そのほかにも「ホットとクール」「テトラッド」「地球村」などを現代のデジタルメディアと関連付けてわかりやすく解説している。

中でも一番理解しやすかったのが、「テトラッド」という思考の枠組みの解説である。テトラッドとは「4つの組」という意味である。どのようなメディアにも「強化」「衰退」「回復」「反転」の4つの機能(5つ目は存在しない)を見ることができる。
・「強化」=それは何を強化し、強調するのか?
・「衰退」=それは何を廃れさせ、何に取って代わるのか?
・「回復」=それはかつて廃れてしまった何を回復するのか?
・「反転」=それは極限まで推し進められたとき何を生みだし、何に転じるのか?
テトラッドというフレームワークを活用して、身近なメディアをこの四象限に当てはめていくことで、実ビジネスの現場で応用できるだろう。

今なら読めるか?

マクルーハンは難解で捉えどころがないし、答えがないのも特徴だ。それに対してマクルーハンは「私は説明しない。探究するのみ」と言ってのける。「それって反則なんじゃないのかな?」と思わず突っ込みを入れたくなる人もいるだろう。しかし、マクルーハンは大まじめで「私は説明しない」と言い切るのである。

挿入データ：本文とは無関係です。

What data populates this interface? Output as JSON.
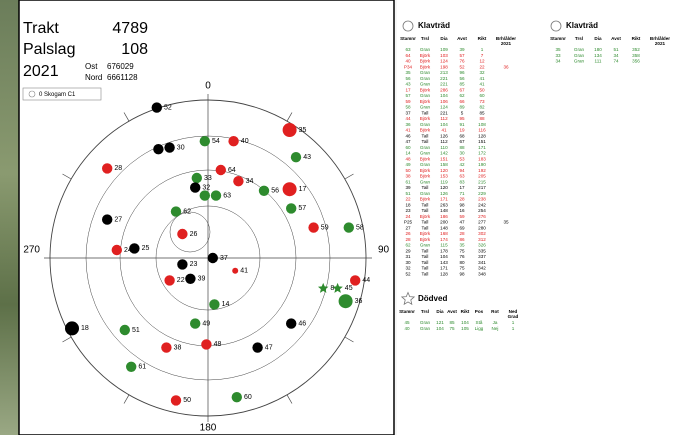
{
  "header": {
    "trakt_label": "Trakt",
    "trakt": "4789",
    "palslag_label": "Palslag",
    "palslag": "108",
    "year": "2021",
    "ost_label": "Ost",
    "ost": "676029",
    "nord_label": "Nord",
    "nord": "6661128"
  },
  "legend": "0 Skogam C1",
  "compass": {
    "n": "0",
    "e": "90",
    "s": "180",
    "w": "270"
  },
  "species_colors": {
    "Gran": "#2e8b2e",
    "Björk": "#e02020",
    "Tall": "#000000"
  },
  "plot": {
    "points": [
      {
        "label": "52",
        "east": -3.2,
        "north": 9.4,
        "color": "#000000"
      },
      {
        "label": "29",
        "east": -3.1,
        "north": 6.8,
        "color": "#000000"
      },
      {
        "label": "30",
        "east": -2.4,
        "north": 6.9,
        "color": "#000000"
      },
      {
        "label": "54",
        "east": -0.2,
        "north": 7.3,
        "color": "#2e8b2e"
      },
      {
        "label": "40",
        "east": 1.6,
        "north": 7.3,
        "color": "#e02020"
      },
      {
        "label": "35",
        "east": 5.1,
        "north": 8.0,
        "color": "#e02020",
        "large": true
      },
      {
        "label": "43",
        "east": 5.5,
        "north": 6.3,
        "color": "#2e8b2e"
      },
      {
        "label": "28",
        "east": -6.3,
        "north": 5.6,
        "color": "#e02020"
      },
      {
        "label": "64",
        "east": 0.8,
        "north": 5.5,
        "color": "#e02020"
      },
      {
        "label": "34",
        "east": 1.9,
        "north": 4.8,
        "color": "#e02020"
      },
      {
        "label": "33",
        "east": -0.7,
        "north": 5.0,
        "color": "#2e8b2e"
      },
      {
        "label": "32",
        "east": -0.8,
        "north": 4.4,
        "color": "#000000"
      },
      {
        "label": "56",
        "east": 3.5,
        "north": 4.2,
        "color": "#2e8b2e"
      },
      {
        "label": "17",
        "east": 5.1,
        "north": 4.3,
        "color": "#e02020",
        "large": true
      },
      {
        "label": "13",
        "east": -0.2,
        "north": 3.9,
        "color": "#2e8b2e"
      },
      {
        "label": "63",
        "east": 0.5,
        "north": 3.9,
        "color": "#2e8b2e"
      },
      {
        "label": "57",
        "east": 5.2,
        "north": 3.1,
        "color": "#2e8b2e"
      },
      {
        "label": "62",
        "east": -2.0,
        "north": 2.9,
        "color": "#2e8b2e"
      },
      {
        "label": "27",
        "east": -6.3,
        "north": 2.4,
        "color": "#000000"
      },
      {
        "label": "59",
        "east": 6.6,
        "north": 1.9,
        "color": "#e02020"
      },
      {
        "label": "58",
        "east": 8.8,
        "north": 1.9,
        "color": "#2e8b2e"
      },
      {
        "label": "26",
        "east": -1.6,
        "north": 1.5,
        "color": "#e02020"
      },
      {
        "label": "24",
        "east": -5.7,
        "north": 0.5,
        "color": "#e02020"
      },
      {
        "label": "25",
        "east": -4.6,
        "north": 0.6,
        "color": "#000000"
      },
      {
        "label": "37",
        "east": 0.3,
        "north": 0,
        "color": "#000000"
      },
      {
        "label": "23",
        "east": -1.6,
        "north": -0.4,
        "color": "#000000"
      },
      {
        "label": "41",
        "east": 1.7,
        "north": -0.8,
        "color": "#e02020",
        "small": true
      },
      {
        "label": "22",
        "east": -2.4,
        "north": -1.4,
        "color": "#e02020"
      },
      {
        "label": "39",
        "east": -1.1,
        "north": -1.3,
        "color": "#000000"
      },
      {
        "label": "8",
        "east": 7.2,
        "north": -1.9,
        "color": "#2e8b2e",
        "star": true
      },
      {
        "label": "45",
        "east": 8.1,
        "north": -1.9,
        "color": "#2e8b2e",
        "star": true
      },
      {
        "label": "44",
        "east": 9.2,
        "north": -1.4,
        "color": "#e02020"
      },
      {
        "label": "36",
        "east": 8.6,
        "north": -2.7,
        "color": "#2e8b2e",
        "large": true
      },
      {
        "label": "14",
        "east": 0.4,
        "north": -2.9,
        "color": "#2e8b2e"
      },
      {
        "label": "49",
        "east": -0.8,
        "north": -4.1,
        "color": "#2e8b2e"
      },
      {
        "label": "46",
        "east": 5.2,
        "north": -4.1,
        "color": "#000000"
      },
      {
        "label": "18",
        "east": -8.5,
        "north": -4.4,
        "color": "#000000",
        "large": true
      },
      {
        "label": "51",
        "east": -5.2,
        "north": -4.5,
        "color": "#2e8b2e"
      },
      {
        "label": "48",
        "east": -0.1,
        "north": -5.4,
        "color": "#e02020"
      },
      {
        "label": "38",
        "east": -2.6,
        "north": -5.6,
        "color": "#e02020"
      },
      {
        "label": "47",
        "east": 3.1,
        "north": -5.6,
        "color": "#000000"
      },
      {
        "label": "61",
        "east": -4.8,
        "north": -6.8,
        "color": "#2e8b2e"
      },
      {
        "label": "60",
        "east": 1.8,
        "north": -8.7,
        "color": "#2e8b2e"
      },
      {
        "label": "50",
        "east": -2.0,
        "north": -8.9,
        "color": "#e02020"
      }
    ]
  },
  "klavtrad": {
    "title": "Klavträd",
    "columns": [
      "Stamnr",
      "Trsl",
      "Dia",
      "Avst",
      "Rikt",
      "Brh/ålder"
    ],
    "year": "2021",
    "rows": [
      [
        "63",
        "Gran",
        "109",
        "39",
        "1"
      ],
      [
        "64",
        "Björk",
        "103",
        "57",
        "7"
      ],
      [
        "40",
        "Björk",
        "124",
        "76",
        "12"
      ],
      [
        "P34",
        "Björk",
        "198",
        "52",
        "22",
        "36"
      ],
      [
        "35",
        "Gran",
        "213",
        "96",
        "32"
      ],
      [
        "56",
        "Gran",
        "221",
        "56",
        "41"
      ],
      [
        "43",
        "Gran",
        "221",
        "85",
        "41"
      ],
      [
        "17",
        "Björk",
        "286",
        "67",
        "50"
      ],
      [
        "57",
        "Gran",
        "104",
        "62",
        "60"
      ],
      [
        "59",
        "Björk",
        "106",
        "66",
        "73"
      ],
      [
        "58",
        "Gran",
        "124",
        "89",
        "82"
      ],
      [
        "37",
        "Tall",
        "221",
        "5",
        "85"
      ],
      [
        "44",
        "Björk",
        "112",
        "95",
        "88"
      ],
      [
        "36",
        "Gran",
        "104",
        "91",
        "108"
      ],
      [
        "41",
        "Björk",
        "41",
        "19",
        "116"
      ],
      [
        "46",
        "Tall",
        "126",
        "68",
        "128"
      ],
      [
        "47",
        "Tall",
        "112",
        "67",
        "151"
      ],
      [
        "60",
        "Gran",
        "110",
        "88",
        "171"
      ],
      [
        "14",
        "Gran",
        "142",
        "30",
        "172"
      ],
      [
        "48",
        "Björk",
        "151",
        "53",
        "183"
      ],
      [
        "49",
        "Gran",
        "158",
        "42",
        "190"
      ],
      [
        "50",
        "Björk",
        "120",
        "94",
        "192"
      ],
      [
        "38",
        "Björk",
        "153",
        "63",
        "205"
      ],
      [
        "61",
        "Gran",
        "119",
        "83",
        "215"
      ],
      [
        "39",
        "Tall",
        "120",
        "17",
        "217"
      ],
      [
        "51",
        "Gran",
        "126",
        "71",
        "229"
      ],
      [
        "22",
        "Björk",
        "171",
        "28",
        "238"
      ],
      [
        "18",
        "Tall",
        "263",
        "98",
        "242"
      ],
      [
        "23",
        "Tall",
        "148",
        "16",
        "254"
      ],
      [
        "24",
        "Björk",
        "186",
        "59",
        "276"
      ],
      [
        "P25",
        "Tall",
        "200",
        "47",
        "277",
        "35"
      ],
      [
        "27",
        "Tall",
        "148",
        "69",
        "280"
      ],
      [
        "26",
        "Björk",
        "168",
        "28",
        "302"
      ],
      [
        "28",
        "Björk",
        "174",
        "86",
        "312"
      ],
      [
        "62",
        "Gran",
        "115",
        "35",
        "326"
      ],
      [
        "29",
        "Tall",
        "178",
        "75",
        "335"
      ],
      [
        "31",
        "Tall",
        "104",
        "76",
        "337"
      ],
      [
        "30",
        "Tall",
        "143",
        "80",
        "341"
      ],
      [
        "32",
        "Tall",
        "171",
        "75",
        "342"
      ],
      [
        "52",
        "Tall",
        "128",
        "98",
        "348"
      ]
    ]
  },
  "klavtrad2": {
    "title": "Klavträd",
    "columns": [
      "Stamnr",
      "Trsl",
      "Dia",
      "Avst",
      "Rikt",
      "Brh/ålder"
    ],
    "year": "2021",
    "rows": [
      [
        "35",
        "Gran",
        "180",
        "51",
        "352"
      ],
      [
        "33",
        "Gran",
        "134",
        "34",
        "358"
      ],
      [
        "34",
        "Gran",
        "111",
        "74",
        "356"
      ]
    ]
  },
  "dodved": {
    "title": "Dödved",
    "columns": [
      "Stamnr",
      "Trsl",
      "Dia",
      "Avst",
      "Rikt",
      "Pos",
      "Rot",
      "Ned"
    ],
    "columns_2": "Grad",
    "rows": [
      [
        "45",
        "Gran",
        "121",
        "85",
        "104",
        "Stå",
        "Ja",
        "1"
      ],
      [
        "40",
        "Gran",
        "104",
        "75",
        "105",
        "Ligg",
        "Nej",
        "1"
      ]
    ]
  }
}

なぜならあくまでメディアの本質を追及しているのであって、預言者ではないからである。答えがないというより答えを出そうとしていないのではないかと思う。小林氏の解説によると「彼がメディアをどのように捉えていたのかを整理し、現代を生きる僕らが、その考え方をどう役立てることができるのかを考察すること」が本書の目的だという。

「身体の拡張」といえば、スマートフォンほど拡張しているものはない。耳と口と目が拡張されたものだし、位置情報まで共有できるとなると全身を拡張していると言えるだろう。ウェアラブルコンピューターになるともっと密着性が強くなる。しまいには、神経系統とつながるチップの埋め込みなど完全に人体と一体化することになりかねない。

 『今こそ読みたいマクルーハン』のおかげで、だいぶマクルーハンに近づけた気がする。これまで何度トライしても最後まで読み切れない、読んだとしても何が書かれているのか全く理解できなかったマクルーハンの著作だが、今なら読めるかもしれない。